Chopsticks by Jessica Anthony & Rodrigo Corral really puts the graphic in graphic novel. The story of two teens in love is told through newspaper clippings, instant message chats, postcards, and the other kind of ephemera that surrounds a life.
It is beautiful.
The book opens with a newspaper report of Glory missing from a mental institution for child prodigies. It seems she’s lost it and instead of creating her classical music/rock & roll mashups during her sold-out performances around the world she’s resorted to incessantly playing “Chopsticks.”
Once we know Glory’s missing, we fall back 18 months to see where things started to unravel. In scrapbooks and photo albums we learn about the death of Glory’s mother, how she was raised by a piano-teaching father who kept her on a strict schedule, how she fell for the cutie next door.
We learn through drawings and letters home from school that Frank excels at art but blows off most of his classes. By reading the duo’s chats we see that Glory’s dad isn’t too keen on this budding romance, and plans to whisk her away to Europe for a year. Slowly we see Glory unravel.
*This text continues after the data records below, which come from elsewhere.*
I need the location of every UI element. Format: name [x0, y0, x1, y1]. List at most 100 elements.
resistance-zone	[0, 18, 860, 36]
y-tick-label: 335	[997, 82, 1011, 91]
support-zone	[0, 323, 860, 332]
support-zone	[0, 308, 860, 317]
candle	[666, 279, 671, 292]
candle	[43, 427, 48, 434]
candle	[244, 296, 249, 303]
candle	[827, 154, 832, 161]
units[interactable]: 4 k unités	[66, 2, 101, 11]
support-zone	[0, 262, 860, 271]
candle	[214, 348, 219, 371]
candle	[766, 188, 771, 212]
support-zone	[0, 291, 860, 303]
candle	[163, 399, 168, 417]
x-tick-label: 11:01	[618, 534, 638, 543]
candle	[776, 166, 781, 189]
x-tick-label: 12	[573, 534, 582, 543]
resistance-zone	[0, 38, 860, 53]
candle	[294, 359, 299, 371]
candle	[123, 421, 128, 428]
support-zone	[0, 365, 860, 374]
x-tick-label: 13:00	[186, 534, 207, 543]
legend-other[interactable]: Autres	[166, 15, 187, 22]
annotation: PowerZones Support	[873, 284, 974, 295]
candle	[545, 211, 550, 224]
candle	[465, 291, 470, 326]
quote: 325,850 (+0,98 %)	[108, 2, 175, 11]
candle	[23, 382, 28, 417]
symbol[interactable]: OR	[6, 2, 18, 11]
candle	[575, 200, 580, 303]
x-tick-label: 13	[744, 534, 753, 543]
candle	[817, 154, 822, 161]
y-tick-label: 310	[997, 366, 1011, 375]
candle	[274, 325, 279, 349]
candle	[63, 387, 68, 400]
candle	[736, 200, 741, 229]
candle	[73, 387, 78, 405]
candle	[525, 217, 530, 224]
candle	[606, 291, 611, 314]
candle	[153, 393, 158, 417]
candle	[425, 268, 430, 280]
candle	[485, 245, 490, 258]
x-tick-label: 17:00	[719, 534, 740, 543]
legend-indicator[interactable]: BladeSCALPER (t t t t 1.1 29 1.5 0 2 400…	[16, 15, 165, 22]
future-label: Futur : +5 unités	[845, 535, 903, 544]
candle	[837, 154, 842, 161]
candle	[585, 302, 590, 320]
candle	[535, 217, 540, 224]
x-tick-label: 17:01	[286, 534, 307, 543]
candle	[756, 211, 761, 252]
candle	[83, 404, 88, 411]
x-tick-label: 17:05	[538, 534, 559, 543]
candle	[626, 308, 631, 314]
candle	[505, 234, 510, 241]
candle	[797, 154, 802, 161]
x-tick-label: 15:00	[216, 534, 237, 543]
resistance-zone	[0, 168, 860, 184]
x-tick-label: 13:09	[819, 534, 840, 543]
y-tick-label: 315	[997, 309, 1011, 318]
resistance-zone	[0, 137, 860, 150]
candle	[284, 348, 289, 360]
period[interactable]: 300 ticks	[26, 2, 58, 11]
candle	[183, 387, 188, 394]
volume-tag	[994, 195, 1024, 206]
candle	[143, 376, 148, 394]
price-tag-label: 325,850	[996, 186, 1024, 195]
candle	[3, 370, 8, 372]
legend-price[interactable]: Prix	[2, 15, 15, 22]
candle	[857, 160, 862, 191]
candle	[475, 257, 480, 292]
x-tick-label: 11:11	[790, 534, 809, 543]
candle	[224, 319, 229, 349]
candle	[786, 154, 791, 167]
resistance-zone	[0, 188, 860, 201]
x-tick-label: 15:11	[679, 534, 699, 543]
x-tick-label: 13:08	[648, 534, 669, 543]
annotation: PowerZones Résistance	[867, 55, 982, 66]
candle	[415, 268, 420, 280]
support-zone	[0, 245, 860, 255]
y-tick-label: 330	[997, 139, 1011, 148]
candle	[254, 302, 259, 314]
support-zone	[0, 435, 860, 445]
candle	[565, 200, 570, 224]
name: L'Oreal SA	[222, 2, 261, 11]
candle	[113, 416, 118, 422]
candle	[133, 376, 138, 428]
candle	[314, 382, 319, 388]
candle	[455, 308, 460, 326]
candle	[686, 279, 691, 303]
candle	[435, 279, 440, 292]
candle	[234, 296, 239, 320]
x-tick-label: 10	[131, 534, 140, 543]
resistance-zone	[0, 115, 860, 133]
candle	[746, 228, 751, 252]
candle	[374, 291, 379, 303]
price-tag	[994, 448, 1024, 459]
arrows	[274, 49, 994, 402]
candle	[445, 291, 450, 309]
Visually, this book is stunning. The images are dreamy and grainy. There’s links to youtube videos and pictures of the letters home from Frank’s school & Glory’s institution. There are the postcards and chat transcripts and newspaper reviews and mix CDs. And this lovely collage is super engaging to look at. However, there aren’t a lot of words to read which, for a reader, left me a little frustrated at the end.
While I fully realize this is supposed to be some sort of statement about the slippery nature of reality and madness, blah blah blah it feels a little like a cop out. I don’t want to be too spoiler-y but the creators pull a switcharoo sort of ‘it’s all a dream’ kind of thing which feels like a ripoff. Perhaps, the young adults who are the target audience for this book will find the big reveal clever and satisfying. As an adult who has read many a big reveal in my time it felt like a let down. As I was watching the story unravel I kept thinking to myself “don’t do it, don’t do it, you are better than this!”
However, even with a sad trombone ending the beginning and middle is so inventive and fun, I’d still heartily recommend this one. It really is lovely to look at.